Here is how I do that:
The Sunday Session and the List of 10
I adapt my own system for productivity and time management from the awesome book, Getting Things Done by David Allen.
Each Sunday evening, I take at least 15-20 minutes for my “Sunday Session.” In this session, I plan the 10 most important projects or key results for the upcoming week. I write the list of 10 results on a small piece of paper, and I carry the list around in my planner to review throughout the week.
The list of 10 results for my first marketing actions looks like this:
- Set up MLS filter for daily emails
- Spend 2 hours everyday Monday-Saturday prescreening leads and making offers
- Order business cards online
- Order car magnetic signs online
- Use Google search to collect attorney names/addresses for referral campaign
- Post 10 times on BiggerPockets Forums
- Create Trulia profile
- Create Zillow profile
- Create LinkedIn profile
- Create and start using email signature
This simple list guides my actions during the week. If it’s not on the list, it’s not an important business item. If something truly urgent comes up, I leave myself the flexibility to cross something off and add the new urgent item to the list (like a prospective private lender wanting to eat lunch with me).
I love my Sunday Sessions because I look back over the previous week to see if I took action and checked off all of my 10 items. The items checked off my list give me proof that I am taking the right actions and moving forward. This process gives me energy and momentum as I write my 10 results for the next week.
Debrief Notebook and Personal Seminars
I have become great at learning from others, but I decide that I will also become great at learning from the “school of hard knocks” during my daily experiences.

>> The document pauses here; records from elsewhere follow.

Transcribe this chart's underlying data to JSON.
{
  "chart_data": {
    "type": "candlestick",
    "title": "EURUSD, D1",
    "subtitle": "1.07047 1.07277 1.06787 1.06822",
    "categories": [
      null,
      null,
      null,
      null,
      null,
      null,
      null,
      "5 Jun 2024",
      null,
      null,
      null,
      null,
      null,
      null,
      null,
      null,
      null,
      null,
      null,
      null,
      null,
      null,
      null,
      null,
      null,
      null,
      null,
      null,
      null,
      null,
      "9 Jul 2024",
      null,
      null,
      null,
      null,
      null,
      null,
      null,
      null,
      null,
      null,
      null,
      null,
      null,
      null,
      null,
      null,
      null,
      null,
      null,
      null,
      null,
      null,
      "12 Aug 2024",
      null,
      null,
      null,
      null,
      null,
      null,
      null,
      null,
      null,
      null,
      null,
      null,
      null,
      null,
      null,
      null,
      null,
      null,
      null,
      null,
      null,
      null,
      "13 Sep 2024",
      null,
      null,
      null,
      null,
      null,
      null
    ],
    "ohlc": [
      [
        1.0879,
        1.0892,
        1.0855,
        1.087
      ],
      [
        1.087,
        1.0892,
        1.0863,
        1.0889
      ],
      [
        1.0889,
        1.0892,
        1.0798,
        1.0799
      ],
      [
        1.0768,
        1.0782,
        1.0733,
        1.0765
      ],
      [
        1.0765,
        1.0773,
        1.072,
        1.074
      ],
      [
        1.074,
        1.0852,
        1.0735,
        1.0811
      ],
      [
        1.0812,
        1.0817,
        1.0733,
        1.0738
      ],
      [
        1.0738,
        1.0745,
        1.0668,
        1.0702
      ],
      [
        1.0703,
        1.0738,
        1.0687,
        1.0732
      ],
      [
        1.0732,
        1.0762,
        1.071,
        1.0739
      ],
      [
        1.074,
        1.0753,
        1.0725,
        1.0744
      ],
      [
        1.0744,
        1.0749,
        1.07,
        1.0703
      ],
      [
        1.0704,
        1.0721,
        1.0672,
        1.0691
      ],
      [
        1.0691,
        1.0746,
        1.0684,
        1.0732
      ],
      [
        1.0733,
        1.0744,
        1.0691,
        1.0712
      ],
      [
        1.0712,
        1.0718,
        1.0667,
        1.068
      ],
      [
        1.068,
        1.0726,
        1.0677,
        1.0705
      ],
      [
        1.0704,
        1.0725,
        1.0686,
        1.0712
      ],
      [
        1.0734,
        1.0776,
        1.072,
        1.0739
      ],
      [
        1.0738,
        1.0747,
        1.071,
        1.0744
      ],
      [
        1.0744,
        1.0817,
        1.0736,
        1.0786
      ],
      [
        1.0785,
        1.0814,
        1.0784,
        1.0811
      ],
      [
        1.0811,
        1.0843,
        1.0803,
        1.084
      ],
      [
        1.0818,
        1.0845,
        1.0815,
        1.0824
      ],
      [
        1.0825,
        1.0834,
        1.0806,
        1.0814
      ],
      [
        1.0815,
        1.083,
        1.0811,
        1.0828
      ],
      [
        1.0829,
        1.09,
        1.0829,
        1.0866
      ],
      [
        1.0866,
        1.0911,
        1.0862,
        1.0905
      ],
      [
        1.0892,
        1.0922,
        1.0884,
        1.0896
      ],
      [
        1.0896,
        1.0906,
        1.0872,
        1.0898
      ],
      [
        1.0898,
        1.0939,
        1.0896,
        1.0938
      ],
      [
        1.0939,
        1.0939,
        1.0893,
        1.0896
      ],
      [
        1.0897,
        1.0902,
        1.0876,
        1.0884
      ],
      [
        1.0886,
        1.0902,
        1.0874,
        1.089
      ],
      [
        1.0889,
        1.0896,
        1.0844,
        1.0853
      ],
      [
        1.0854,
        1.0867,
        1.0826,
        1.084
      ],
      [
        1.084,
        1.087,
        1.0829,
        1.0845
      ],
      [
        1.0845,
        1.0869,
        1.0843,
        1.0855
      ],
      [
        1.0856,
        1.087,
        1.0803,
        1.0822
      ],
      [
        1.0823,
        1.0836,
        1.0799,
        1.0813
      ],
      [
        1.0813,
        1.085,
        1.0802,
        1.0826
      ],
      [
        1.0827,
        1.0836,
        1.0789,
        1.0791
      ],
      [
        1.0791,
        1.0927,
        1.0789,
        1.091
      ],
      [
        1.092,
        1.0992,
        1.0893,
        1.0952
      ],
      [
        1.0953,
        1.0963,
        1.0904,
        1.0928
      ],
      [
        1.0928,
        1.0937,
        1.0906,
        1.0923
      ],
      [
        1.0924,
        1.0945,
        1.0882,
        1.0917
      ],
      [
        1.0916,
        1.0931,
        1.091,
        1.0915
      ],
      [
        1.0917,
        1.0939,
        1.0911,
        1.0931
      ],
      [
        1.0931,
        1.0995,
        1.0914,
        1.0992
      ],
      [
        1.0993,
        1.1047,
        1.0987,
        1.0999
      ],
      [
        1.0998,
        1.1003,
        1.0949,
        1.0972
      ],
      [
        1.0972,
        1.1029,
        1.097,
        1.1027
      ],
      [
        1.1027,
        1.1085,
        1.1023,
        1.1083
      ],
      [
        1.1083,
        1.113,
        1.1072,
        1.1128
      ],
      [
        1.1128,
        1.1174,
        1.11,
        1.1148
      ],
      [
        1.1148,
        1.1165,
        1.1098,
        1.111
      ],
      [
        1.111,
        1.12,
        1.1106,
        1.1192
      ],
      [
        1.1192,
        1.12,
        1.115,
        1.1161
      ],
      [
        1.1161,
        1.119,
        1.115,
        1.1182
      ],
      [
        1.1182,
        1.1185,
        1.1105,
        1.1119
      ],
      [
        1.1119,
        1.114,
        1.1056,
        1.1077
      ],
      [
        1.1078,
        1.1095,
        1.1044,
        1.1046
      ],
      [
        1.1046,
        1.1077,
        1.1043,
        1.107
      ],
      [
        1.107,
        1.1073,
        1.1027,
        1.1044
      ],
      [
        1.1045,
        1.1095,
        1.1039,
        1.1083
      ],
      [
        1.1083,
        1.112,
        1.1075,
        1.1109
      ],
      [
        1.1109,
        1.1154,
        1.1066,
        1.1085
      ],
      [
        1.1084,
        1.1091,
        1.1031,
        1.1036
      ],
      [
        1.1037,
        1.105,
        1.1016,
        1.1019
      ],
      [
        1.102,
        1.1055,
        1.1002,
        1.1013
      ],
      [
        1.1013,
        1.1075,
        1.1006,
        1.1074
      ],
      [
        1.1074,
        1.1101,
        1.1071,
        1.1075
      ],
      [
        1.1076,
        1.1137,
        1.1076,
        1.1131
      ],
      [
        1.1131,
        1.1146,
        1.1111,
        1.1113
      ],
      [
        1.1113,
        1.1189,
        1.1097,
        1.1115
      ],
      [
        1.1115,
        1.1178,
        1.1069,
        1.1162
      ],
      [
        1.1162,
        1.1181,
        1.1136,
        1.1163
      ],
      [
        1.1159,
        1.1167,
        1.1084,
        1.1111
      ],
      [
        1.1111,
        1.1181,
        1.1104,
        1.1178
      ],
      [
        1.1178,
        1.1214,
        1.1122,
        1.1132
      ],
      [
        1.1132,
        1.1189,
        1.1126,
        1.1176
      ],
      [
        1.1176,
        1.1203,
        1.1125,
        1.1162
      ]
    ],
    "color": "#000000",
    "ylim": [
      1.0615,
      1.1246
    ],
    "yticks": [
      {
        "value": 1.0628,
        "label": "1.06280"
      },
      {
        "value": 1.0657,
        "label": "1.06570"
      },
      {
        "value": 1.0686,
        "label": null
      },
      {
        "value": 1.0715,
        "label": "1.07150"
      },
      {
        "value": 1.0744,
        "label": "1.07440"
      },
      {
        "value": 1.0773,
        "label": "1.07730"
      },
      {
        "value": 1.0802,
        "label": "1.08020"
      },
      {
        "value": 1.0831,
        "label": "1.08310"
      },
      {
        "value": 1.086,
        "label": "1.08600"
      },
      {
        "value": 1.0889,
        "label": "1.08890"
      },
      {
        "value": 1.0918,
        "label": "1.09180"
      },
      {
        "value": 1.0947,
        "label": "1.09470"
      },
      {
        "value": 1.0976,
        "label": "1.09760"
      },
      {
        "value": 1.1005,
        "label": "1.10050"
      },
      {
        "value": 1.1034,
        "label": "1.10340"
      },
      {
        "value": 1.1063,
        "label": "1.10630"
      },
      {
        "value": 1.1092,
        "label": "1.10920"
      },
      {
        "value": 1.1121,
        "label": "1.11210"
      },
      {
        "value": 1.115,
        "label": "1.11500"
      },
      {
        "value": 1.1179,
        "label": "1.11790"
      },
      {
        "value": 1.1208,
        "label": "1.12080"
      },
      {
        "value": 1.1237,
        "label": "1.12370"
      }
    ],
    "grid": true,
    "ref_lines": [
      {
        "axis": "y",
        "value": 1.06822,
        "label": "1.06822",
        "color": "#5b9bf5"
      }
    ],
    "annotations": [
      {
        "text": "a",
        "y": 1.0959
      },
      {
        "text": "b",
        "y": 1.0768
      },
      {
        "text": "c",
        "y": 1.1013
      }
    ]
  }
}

To learn from my experiences, I carry around a simple notebook and a pen. Whenever possible after a flurry of action, I take a few minutes to debrief or write down how my action went.
For example, one time I talked on the phone to an attorney who called off of my letter. He asked me some unexpected questions, and I gave very poor responses. So, in my debrief, I wrote down his question, I wrote down my actual answer, and I wrote down a better answer to use if I were ever asked that question again.
This process of debriefing and giving myself personal seminars in real time gives me constant feedback. I continue to get better and better with each and every action I take.
“It’s not the critic who counts… the credit belongs to the man [or the woman]actually in the arena.” — Theodore Roosevelt
This has been a LONG article. I have dug into the nitty gritty of what it might take over a 12-month period to launch a new real estate investing business and leave my $100,000 per year job.
If you’ve stuck with me this far, I thank you and congratulate you! I hope you know that my true goal here was to inspire and inform your own journey as a real estate investor. This isn’t for me; I began my own battles in this arena 12 years ago!
If you’re contemplating getting started (or restarted) as a real estate investor, please think about what you’ve just read and decide 1 or 2 things you can take action on right now. This article isn’t going anywhere. Bookmark it for later to reread and to process more.
As Roosevelt so eloquently explained, the arena floor is where we entrepreneurs belong. Our personal dreams won’t become reality sitting in the stands or being a critic. Go ahead a jump over the wall onto the arena floor!
Where are you in the investing process? For those of you who HAVE quit their jobs to invest full time, what advice would you give to newbies?